He left the bathroom door open so i would hear him masturbate in the shower to make me feel guilty for not putting out but it just turned me on cause i like guys masturbating. weird?
they are using this drunk girl like a spin the bottle in the hot tub, whoever she lands on she makes out with.
I told the bartender that he could give me back the tip I gave him if he outsmarted me in a battle of wits. He has yet to challenge me.
Should i put up a tasteful banner for your party that says last chance to sleep with maya?
I still smell like men's body wash from that drunken shower I took at that stranger's home last night.
The thing i'm gunna miss the most about college is peeing while brushing my teeth in the shower without being judged. You just can't do that anywhere else
We got caught having sex in the bathroom by my professor. In accordance with tradition, we still brofisted. I think my grade went up considerably.
Drunk life lesson just learned the hard way: do not try to play hump the great dane. He may take you up on it.
Treating myself to outback while reading the entire manual that comes with my birth control in public. Is this what single has come to?
I'm just that drunk tells people I love them or wants to set them on fire. Accept that.
Before getting out of the car, she said "Thanks for getting me off." I like how polite she is.

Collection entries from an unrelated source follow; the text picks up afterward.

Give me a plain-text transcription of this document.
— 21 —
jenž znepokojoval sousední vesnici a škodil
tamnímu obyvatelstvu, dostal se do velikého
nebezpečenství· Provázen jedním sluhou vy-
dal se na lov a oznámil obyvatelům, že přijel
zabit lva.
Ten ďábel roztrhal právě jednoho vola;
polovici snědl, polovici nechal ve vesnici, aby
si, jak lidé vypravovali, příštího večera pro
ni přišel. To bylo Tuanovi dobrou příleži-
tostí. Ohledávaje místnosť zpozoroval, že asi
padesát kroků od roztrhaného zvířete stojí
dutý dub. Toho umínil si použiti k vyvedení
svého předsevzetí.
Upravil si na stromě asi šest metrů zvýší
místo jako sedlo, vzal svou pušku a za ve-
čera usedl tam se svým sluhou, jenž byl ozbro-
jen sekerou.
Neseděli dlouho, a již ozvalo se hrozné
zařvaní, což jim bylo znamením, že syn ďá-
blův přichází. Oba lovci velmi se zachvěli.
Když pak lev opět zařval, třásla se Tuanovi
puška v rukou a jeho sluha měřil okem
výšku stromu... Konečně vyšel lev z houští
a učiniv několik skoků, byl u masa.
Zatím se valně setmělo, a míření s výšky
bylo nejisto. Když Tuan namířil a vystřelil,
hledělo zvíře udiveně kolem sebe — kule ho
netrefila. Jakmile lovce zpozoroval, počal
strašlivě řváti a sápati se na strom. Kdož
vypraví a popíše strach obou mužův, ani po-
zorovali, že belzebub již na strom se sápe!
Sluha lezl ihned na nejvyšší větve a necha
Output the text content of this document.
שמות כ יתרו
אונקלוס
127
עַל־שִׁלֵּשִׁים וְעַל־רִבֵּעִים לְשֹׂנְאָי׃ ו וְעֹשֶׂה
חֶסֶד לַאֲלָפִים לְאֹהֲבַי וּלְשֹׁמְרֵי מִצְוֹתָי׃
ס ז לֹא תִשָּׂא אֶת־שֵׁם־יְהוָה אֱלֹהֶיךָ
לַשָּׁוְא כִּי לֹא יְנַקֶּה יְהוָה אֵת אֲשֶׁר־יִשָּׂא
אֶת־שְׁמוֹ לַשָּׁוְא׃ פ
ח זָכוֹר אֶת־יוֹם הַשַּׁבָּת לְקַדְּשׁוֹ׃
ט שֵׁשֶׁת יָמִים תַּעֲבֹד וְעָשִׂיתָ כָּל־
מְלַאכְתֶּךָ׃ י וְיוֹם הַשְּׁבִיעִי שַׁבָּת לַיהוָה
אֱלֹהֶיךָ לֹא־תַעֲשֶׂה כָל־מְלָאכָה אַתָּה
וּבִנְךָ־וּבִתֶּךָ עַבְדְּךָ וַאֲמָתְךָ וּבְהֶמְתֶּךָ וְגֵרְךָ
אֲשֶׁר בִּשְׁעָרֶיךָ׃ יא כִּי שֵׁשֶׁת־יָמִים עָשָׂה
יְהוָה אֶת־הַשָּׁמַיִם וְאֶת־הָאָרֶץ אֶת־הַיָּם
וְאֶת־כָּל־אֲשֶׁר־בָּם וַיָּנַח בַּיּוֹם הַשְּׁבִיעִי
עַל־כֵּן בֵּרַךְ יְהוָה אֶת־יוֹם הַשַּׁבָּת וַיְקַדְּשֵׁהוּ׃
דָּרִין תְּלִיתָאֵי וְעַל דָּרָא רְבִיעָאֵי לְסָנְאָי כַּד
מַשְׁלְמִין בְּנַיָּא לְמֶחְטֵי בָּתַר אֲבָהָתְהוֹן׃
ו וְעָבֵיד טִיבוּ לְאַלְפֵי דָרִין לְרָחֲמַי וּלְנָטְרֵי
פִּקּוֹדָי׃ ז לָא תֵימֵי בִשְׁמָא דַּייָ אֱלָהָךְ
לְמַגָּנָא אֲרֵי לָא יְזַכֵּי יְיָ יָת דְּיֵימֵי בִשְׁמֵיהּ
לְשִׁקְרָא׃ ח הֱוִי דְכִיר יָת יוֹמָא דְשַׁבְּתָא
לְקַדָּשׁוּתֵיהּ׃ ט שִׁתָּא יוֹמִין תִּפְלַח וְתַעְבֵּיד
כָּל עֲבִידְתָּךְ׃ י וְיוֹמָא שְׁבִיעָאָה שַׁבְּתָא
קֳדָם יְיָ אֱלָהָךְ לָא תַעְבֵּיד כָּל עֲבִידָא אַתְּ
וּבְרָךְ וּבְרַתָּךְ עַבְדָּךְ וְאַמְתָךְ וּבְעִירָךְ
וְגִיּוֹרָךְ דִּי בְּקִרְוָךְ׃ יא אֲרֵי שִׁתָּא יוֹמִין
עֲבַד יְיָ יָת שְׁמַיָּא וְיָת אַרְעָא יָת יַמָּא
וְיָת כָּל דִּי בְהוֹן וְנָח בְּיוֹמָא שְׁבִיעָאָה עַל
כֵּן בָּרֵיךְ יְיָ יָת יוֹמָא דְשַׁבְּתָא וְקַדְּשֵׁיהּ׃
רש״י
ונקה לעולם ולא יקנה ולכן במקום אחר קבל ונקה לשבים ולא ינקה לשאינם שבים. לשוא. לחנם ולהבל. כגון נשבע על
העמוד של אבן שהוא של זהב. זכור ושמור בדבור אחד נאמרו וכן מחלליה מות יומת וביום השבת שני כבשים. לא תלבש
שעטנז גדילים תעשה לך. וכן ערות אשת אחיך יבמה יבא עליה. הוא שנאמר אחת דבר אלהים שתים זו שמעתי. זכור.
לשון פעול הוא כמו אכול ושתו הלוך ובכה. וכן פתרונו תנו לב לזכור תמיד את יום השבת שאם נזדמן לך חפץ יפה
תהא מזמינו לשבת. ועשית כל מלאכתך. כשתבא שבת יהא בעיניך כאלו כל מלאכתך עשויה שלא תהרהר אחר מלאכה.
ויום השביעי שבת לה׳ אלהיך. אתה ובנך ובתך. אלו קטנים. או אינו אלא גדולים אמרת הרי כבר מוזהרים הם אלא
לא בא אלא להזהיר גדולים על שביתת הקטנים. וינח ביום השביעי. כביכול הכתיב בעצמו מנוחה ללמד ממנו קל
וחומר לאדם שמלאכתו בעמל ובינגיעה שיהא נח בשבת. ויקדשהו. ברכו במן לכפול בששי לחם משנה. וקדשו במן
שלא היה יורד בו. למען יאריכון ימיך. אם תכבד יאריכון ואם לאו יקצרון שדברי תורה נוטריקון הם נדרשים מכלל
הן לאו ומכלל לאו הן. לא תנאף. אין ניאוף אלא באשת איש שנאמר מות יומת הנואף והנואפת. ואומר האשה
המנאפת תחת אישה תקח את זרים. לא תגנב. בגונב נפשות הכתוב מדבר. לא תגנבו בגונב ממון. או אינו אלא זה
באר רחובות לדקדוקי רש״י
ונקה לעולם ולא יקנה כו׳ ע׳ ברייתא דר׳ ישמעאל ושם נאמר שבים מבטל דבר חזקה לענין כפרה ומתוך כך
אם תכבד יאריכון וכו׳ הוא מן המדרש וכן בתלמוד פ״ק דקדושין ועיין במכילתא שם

I think I’ve been affected by his dad mustache. I wanna ride it.
She moved all of her stuff out while we were gone. Shit in the toilet, and didn’t flush. So yeah it went well.
I'm pretty sure my calc professer is on coke. He's just too excited for this to be an 8am class.
..and by hang out i don't mean fucking then going back home i mean let's get something to eat & watch a movie and fuck sometime in between.